The findings, published in the Journal of Translational Medicine, have bolstered the researchers' contention that thyroid hormones may help reduce heart damage in humans with cardiac diseases.
"I am extremely excited about the prospects of improving heart disease outcomes in patients by restoring normal thyroid function in the heart," says Gerdes, professor and chair of biomedical sciences at New York Institute of Technology College of Osteopathic Medicine. "Since thyroid hormones are inexpensive, significant health care savings could also result."
In the study, funded by the National Institutes of Health's National Heart, Lung, and Blood Institute and the American Heart Association, scientists treated rats with thyroid hormones after myocardial infarction and examined changes at the cellular level. After eight weeks of treatment, researchers saw significant improvements in heart function and a reduction in the loss of cardiac myocytes, the cells responsible for the heart's pumping ability.

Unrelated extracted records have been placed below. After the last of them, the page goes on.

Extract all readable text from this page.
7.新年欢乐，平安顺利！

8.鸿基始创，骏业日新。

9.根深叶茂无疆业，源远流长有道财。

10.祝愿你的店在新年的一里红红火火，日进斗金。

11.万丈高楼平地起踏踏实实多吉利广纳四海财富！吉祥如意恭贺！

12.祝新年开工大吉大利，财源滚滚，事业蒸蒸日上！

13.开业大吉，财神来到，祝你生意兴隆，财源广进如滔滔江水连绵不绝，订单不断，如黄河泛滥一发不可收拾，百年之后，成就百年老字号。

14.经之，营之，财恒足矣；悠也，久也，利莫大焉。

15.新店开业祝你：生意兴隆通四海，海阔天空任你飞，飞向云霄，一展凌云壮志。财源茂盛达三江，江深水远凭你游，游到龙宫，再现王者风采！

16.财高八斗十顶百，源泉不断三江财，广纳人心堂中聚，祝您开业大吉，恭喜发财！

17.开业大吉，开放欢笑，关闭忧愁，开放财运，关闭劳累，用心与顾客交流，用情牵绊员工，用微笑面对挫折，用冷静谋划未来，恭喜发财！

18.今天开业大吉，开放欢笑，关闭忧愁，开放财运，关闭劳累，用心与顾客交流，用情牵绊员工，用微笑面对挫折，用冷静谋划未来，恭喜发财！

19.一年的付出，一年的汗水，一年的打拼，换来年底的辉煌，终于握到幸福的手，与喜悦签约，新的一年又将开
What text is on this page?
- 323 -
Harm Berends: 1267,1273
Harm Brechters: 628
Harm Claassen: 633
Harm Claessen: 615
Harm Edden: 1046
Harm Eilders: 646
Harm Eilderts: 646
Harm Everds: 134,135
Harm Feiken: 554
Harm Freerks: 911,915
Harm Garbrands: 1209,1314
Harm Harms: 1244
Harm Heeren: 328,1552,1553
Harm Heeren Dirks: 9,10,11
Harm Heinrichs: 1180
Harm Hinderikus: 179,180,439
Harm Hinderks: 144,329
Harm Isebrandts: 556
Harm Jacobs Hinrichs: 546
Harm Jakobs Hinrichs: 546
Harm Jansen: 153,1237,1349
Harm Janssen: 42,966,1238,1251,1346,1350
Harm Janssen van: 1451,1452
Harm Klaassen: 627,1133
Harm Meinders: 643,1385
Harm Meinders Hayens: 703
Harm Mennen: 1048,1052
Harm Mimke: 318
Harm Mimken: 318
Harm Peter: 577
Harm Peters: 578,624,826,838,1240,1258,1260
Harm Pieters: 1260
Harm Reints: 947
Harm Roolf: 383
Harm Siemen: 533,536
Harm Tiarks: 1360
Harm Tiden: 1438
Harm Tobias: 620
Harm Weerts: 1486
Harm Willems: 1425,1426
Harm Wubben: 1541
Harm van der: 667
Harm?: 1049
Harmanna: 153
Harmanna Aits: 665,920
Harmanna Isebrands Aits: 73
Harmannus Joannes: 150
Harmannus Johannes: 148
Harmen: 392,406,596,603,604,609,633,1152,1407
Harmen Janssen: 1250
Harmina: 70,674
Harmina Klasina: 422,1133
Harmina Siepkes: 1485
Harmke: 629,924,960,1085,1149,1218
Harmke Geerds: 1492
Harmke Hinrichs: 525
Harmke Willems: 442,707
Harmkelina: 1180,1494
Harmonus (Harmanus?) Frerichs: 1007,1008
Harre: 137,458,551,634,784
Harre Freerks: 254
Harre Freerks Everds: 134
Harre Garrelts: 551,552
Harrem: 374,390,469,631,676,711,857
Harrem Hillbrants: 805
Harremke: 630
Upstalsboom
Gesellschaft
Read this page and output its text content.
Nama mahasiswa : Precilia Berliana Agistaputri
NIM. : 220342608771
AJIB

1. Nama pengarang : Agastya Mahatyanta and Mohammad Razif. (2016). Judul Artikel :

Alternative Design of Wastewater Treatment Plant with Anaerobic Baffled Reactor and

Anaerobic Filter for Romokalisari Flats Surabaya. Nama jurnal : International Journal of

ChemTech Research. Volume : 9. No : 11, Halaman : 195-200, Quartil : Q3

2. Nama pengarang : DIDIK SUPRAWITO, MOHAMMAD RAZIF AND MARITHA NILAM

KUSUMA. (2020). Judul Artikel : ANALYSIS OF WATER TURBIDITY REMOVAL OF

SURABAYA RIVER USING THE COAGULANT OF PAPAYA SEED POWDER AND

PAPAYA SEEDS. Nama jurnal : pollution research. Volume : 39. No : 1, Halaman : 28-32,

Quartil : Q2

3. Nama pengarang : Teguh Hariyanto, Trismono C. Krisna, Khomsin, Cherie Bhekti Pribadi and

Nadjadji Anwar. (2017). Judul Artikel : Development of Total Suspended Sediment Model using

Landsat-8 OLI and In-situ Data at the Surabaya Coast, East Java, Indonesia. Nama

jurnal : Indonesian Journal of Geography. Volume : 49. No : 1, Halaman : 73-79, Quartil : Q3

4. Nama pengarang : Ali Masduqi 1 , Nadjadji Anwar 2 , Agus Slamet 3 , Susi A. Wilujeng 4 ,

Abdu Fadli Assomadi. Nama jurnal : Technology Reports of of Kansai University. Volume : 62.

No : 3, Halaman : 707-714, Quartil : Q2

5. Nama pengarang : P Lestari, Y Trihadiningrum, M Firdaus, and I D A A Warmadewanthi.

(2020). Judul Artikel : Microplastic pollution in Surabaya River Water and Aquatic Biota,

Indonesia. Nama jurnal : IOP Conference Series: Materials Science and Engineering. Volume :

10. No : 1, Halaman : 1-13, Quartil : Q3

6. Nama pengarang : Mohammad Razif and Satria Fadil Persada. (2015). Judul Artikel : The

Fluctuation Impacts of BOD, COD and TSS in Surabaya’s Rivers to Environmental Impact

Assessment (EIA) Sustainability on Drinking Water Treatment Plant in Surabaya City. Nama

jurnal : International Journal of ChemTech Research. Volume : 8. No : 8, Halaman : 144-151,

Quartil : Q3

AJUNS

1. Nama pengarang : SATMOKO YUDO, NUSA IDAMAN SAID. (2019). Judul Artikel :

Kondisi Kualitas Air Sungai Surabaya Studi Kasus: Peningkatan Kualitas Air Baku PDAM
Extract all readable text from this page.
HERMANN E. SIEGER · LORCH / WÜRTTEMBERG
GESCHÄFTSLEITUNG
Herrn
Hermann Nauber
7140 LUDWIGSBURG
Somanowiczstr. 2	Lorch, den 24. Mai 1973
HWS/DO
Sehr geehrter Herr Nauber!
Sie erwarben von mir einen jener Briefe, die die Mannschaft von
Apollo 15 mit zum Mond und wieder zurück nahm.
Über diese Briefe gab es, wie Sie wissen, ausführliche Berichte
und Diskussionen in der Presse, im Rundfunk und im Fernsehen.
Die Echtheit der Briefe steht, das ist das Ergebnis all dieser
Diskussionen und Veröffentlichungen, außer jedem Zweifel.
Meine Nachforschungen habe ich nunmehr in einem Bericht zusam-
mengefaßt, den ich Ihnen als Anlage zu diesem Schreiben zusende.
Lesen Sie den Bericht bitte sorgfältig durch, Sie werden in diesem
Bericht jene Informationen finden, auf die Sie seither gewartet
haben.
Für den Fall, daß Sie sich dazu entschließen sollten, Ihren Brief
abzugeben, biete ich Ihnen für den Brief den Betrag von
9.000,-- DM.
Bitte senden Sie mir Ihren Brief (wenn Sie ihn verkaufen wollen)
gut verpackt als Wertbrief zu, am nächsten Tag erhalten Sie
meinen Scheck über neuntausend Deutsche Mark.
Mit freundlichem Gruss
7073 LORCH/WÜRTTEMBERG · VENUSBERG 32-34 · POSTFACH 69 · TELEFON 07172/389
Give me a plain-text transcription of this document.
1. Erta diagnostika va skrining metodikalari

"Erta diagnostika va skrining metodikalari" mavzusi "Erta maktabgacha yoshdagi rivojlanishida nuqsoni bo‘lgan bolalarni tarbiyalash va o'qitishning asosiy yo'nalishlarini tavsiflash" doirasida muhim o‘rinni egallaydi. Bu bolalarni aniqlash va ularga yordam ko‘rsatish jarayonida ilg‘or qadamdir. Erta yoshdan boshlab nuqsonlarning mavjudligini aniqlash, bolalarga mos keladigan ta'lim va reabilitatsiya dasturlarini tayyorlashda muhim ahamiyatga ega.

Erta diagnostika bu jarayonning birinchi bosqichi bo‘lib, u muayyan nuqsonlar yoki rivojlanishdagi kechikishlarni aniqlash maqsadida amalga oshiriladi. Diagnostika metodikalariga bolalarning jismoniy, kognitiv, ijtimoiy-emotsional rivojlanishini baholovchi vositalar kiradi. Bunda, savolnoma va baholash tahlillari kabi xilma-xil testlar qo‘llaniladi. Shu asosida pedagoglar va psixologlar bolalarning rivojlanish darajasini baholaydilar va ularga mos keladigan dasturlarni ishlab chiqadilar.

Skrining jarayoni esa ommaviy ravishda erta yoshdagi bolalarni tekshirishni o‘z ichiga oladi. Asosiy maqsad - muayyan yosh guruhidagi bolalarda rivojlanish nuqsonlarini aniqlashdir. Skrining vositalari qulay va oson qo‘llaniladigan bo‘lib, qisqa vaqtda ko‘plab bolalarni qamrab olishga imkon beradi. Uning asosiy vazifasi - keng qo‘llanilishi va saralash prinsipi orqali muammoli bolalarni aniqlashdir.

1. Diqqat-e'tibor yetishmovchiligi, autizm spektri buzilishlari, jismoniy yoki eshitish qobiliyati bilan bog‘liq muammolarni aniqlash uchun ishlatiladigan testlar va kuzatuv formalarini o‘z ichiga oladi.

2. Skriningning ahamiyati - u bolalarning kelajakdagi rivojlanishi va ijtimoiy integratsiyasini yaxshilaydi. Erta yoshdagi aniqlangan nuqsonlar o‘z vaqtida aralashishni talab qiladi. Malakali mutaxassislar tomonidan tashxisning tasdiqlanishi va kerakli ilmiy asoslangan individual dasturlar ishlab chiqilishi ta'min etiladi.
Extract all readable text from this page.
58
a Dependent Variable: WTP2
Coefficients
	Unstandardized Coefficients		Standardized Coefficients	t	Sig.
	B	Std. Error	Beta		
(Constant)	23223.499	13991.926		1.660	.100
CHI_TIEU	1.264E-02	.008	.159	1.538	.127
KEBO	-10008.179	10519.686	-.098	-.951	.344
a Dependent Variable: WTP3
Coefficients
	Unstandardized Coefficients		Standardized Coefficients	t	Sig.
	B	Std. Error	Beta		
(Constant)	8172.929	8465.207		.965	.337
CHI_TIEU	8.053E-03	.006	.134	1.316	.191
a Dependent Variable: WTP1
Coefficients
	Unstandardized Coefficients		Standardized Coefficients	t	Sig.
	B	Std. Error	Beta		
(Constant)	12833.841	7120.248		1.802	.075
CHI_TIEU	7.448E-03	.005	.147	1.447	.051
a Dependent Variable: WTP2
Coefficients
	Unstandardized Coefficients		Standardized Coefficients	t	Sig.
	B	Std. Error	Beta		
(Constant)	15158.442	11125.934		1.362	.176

"Reducing the loss of cardiac myocytes is a major therapeutic target after a heart attack since this should lead to improved patient survival and reduced disability," Gerdes said.
Gerdes, who has conducted heart failure research for 35 years, has focused on the two major forms of thyroid hormones known as T3 and T4. Previous animal studies have shown that myocardial infarction leads to reduced cardiac levels of T3, a change that animal studies have demonstrated can eventually cause heart failure by itself. However, blood hormone levels may not always reflect this cardiac tissue deficiency. Although tissue T3 levels have not yet been measured in human hearts, available evidence suggests the same hormone loss likely occurs after myocardial infarction.